The largely discredited Southern Poverty Law Center, a self-styled “civil rights” group based in Alabama described by critics as ultra-leftist, just released its latest so-called “Intelligence Report,” warning of an alleged surge in right-of-center organizations concerned about an out-of-control federal government. Among the prominent “Patriot” groups attacked in the SPLC report was The John Birch Society, with an entire article about the JBS devoted largely to complaining about the liberty-minded organization’s supposed growing influence in the conservative movement and the Republican Party.
In its report on the JBS, entitled “Bringing Back Birch,” SPLC commentator Don Terry, perhaps trying to add some credibility to his piece, does help dispel some of the more absurd accusations hurled at the organization over the last five decades by its critics — that it is secretly racist, or anti-Semitic, for example, both easily debunked. JBS CEO Art Thompson explained to Terry in an interview that members who are found to harbor racist or anti-Semitic views are immediately expelled from the society.
However, the SPLC report goes on to mock the group in a half-baked attempt to discredit its mission using sarcasm. “The arch-conservative John Birch Society is still waging its Cold War-era crusade against the Red menace and American ‘insiders’ who, in the society’s view, are hell-bent on handing the country over to the socialists at the U.N.,” the writer notes, apparently oblivious to the fact that communism and tyranny are flourishing throughout much of the world, even as elements of the American establishment continue their bid to erode U.S. sovereignty.
“At least some Americans appear to be buying what the Birchers are selling,” the report continues. “Republican presidential candidate Mitt Romney raised more than a few eyebrows during the 2012 campaign when he said that Russia — not Iran, not North Korea — was, without question, America’s No. 1 geopolitical foe. Anxiety about Russia is straight out of the John Birch Society playbook of fear.” It should be noted that, despite the SPLC’s insinuations, Romney’s positions were largely at odds with the constitutional values promoted by the JBS, as this magazine documented extensively.

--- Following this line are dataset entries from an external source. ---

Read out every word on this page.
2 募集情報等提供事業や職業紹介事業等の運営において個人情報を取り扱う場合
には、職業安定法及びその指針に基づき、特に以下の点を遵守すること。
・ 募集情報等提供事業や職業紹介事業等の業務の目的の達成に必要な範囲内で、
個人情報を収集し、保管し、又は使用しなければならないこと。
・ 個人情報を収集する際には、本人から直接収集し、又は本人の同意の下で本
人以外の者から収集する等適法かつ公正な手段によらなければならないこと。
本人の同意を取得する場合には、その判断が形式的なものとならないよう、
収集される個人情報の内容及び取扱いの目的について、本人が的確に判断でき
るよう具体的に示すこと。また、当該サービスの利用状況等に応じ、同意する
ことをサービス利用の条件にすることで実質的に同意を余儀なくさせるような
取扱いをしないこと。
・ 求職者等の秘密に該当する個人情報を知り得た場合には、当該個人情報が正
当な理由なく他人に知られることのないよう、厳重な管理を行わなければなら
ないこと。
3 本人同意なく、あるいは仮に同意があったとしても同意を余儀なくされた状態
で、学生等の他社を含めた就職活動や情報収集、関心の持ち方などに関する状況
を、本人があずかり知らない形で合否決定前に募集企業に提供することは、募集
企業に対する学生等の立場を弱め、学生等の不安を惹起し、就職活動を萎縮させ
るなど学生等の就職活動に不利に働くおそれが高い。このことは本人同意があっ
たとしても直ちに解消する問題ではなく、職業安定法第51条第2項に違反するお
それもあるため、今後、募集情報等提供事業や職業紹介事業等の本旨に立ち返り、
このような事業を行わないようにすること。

The report also claims that, at one point, the JBS was exiled from the conservative movement by establishment figure and National Review editor William Buckley — an allegation that even one of the sources interviewed for the SPLC piece helped debunk. “Being banished from the conservative movement and being banished from the National Review-approved conservative movement are not the same thing,” noted senior editor at the libertarian-leaning Reason magazine Jesse Walker in the SPLC’s piece.